Capturing the split seconds where a person is at their peak performance, mainly in action/ adventure sports, has become a fascination over recent years and I would like to share with you how I go about doing this and hopefully give you some useful tips for yourself.
It’s all in the detail
Working in the outdoors can be challenging and you will find yourself in varying light and weather conditions. Nature will not wait for you so preparation is the key to succeed. Know the location you will be photographing, in detail. Make sure you take into consideration how the land lies. I have been caught out before heading to a gnarly location in Snowdonia with a mountain biker to shoot him riding down a rock face and once we got up in to the position, set up the shot, the sun had dipped behind the mountain leaving us in the shade. This can be very frustrating and can be avoided by knowing where the sun will be in relation to the location. This is a good example of knowing the details of your surroundings.
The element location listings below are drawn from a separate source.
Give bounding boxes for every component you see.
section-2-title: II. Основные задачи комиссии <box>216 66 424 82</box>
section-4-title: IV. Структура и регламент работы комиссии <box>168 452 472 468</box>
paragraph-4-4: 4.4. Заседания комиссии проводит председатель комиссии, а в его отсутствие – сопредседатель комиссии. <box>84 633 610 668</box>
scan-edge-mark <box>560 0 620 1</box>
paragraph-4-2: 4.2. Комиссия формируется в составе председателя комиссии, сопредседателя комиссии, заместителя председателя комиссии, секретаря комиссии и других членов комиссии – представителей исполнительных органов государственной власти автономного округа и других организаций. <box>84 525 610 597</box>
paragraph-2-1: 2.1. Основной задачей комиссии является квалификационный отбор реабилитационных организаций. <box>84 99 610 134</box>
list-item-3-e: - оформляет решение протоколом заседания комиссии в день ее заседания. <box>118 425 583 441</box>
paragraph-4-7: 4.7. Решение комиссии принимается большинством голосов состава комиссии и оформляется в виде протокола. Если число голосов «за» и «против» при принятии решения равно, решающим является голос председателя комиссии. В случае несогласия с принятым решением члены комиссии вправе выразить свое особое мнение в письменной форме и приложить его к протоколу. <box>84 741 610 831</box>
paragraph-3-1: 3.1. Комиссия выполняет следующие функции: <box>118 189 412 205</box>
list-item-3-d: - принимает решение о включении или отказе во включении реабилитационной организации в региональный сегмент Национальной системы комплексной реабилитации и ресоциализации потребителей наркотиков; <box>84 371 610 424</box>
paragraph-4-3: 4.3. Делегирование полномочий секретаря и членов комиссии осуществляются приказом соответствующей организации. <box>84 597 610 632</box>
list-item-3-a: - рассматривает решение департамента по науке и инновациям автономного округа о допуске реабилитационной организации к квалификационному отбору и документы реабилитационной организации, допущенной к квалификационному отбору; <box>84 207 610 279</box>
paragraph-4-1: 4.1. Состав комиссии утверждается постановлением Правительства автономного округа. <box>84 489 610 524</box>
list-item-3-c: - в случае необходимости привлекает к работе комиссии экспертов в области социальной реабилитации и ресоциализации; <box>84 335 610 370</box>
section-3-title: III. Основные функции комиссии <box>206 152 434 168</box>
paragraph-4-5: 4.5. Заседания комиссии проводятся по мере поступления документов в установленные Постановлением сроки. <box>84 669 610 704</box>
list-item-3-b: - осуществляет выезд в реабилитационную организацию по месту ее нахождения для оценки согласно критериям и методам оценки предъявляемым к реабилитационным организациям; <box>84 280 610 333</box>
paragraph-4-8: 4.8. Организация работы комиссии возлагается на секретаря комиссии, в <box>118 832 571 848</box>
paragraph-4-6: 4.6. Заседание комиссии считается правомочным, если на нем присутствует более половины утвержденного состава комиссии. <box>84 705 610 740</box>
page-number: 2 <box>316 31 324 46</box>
Packing for the occasion is essential. If you are walking all day around the mountains, make sure you have packed as light as possible. Anything you don’t need, leave it. It is important to still be prepared for all weather conditions still as you don’t want to be caught out in the rain unprepared with your photography gear. Investing in some decent hiking boots and wet weather gear will make your shooting experience that much more enjoyable. Also invest in trail mix! Great for every adventure to keep your energy levels up; I could live off that stuff.
Let’s get technical
Depending on the speed of the subject and light, you will have to adjust your camera accordingly. The amount of motion blur is completely subjective but to freeze the moving subject I would suggest a shutter speed of no less than 1/400. In varying light conditions your aperture and ISO will need to be adjusted accordingly. Personally I try and use as low an ISO as possible in order to keep the quality of the photos at there best. Also remember that the wider the aperture, the shallower depth of field will be. The two lenses I use most are my Nikon 24 – 70 f2.8 and Nikon 70 – 200 f2.8. The 24 – 70 is great all rounder lens, which is brilliant for capturing everything that’s going on and is so sharp. My 70 – 200, is a cracking lens for when you want to get right up close and personal to the action, which also creates a lovely bouquet effect.